The Commission is of the view that considerations other than strictly professional and totally extraneous have unfortunately been allowed to operate in arriving at the decision to appoint Shri Varadachari as Chairman of the SBI. Shri Pranab Mukherjee has violated established Administrative Conventions and Procedures and misused his position in the appointment of Shri Varadachari.”

Now, if not the young generation of post Emergency (1975) period, at least some of the older ones know of the above findings. It is true that after Indira Gandhi came to power once again in 1980, those findings were dubbed as “beyond the jurisdiction of the Commission” and all copies of its Report were sought to be destroyed, so as to be totally removed from our country’s history records. That effort failed because at least one copy survived and a Member of Parliament, Era Sezhiyan, republished with the heading shown in the picture alongside.
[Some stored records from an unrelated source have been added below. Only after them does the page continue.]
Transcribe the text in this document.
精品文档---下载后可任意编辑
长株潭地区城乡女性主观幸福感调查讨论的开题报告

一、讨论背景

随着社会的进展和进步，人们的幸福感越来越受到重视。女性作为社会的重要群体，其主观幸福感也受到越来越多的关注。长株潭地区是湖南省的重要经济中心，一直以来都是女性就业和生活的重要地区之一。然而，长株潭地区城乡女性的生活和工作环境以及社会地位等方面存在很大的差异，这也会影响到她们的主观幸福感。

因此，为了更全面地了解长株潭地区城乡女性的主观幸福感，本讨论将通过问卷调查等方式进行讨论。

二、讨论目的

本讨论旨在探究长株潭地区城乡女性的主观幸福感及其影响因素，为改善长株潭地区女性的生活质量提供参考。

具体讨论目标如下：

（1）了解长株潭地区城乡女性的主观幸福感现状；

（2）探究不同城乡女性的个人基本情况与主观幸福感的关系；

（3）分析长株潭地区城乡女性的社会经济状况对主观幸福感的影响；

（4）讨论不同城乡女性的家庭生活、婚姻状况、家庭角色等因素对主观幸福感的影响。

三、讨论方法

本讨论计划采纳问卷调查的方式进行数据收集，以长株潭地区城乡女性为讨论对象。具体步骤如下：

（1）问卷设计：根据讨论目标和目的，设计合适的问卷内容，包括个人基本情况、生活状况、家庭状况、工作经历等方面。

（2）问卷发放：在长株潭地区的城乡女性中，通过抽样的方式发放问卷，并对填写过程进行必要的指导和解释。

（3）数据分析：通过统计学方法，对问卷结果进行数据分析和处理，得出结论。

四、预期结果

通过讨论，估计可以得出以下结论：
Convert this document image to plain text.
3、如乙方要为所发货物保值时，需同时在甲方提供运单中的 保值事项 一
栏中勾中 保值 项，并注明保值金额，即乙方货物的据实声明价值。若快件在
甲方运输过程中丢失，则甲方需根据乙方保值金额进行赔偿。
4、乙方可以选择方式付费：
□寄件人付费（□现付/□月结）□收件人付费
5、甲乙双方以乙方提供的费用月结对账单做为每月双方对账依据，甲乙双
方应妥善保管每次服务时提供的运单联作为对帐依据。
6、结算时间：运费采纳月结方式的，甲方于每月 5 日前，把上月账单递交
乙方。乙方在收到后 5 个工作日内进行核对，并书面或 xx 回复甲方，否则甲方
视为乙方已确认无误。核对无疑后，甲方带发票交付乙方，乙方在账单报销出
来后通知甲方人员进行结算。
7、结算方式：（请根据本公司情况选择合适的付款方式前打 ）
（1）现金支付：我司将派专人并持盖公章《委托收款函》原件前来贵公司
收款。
We know that Ram Jethmalani, the doyen of lawyers, even chose the above contents of the Shah Commission Report to launch a campaign against the Rashtrapatiji’s election to the Raisina Hill in 2012. But no one protested publicly; no one gheraoed the Rashtrapati; nobody went before TV cameras with a black gag on the mouth, and no media dared to hype it.  Why? Because, Rashtrapatiji, we are, in fact, a tolerant nation. We are tolerant despite what the media, the sahityakars, the political Opposition, the Supreme Court and you yourself might say in your sermons.

But please remember just one thought. While your Emergency was the limit of “intolerance’, “tolerance” too must have a limit, especially if it is always one-sided.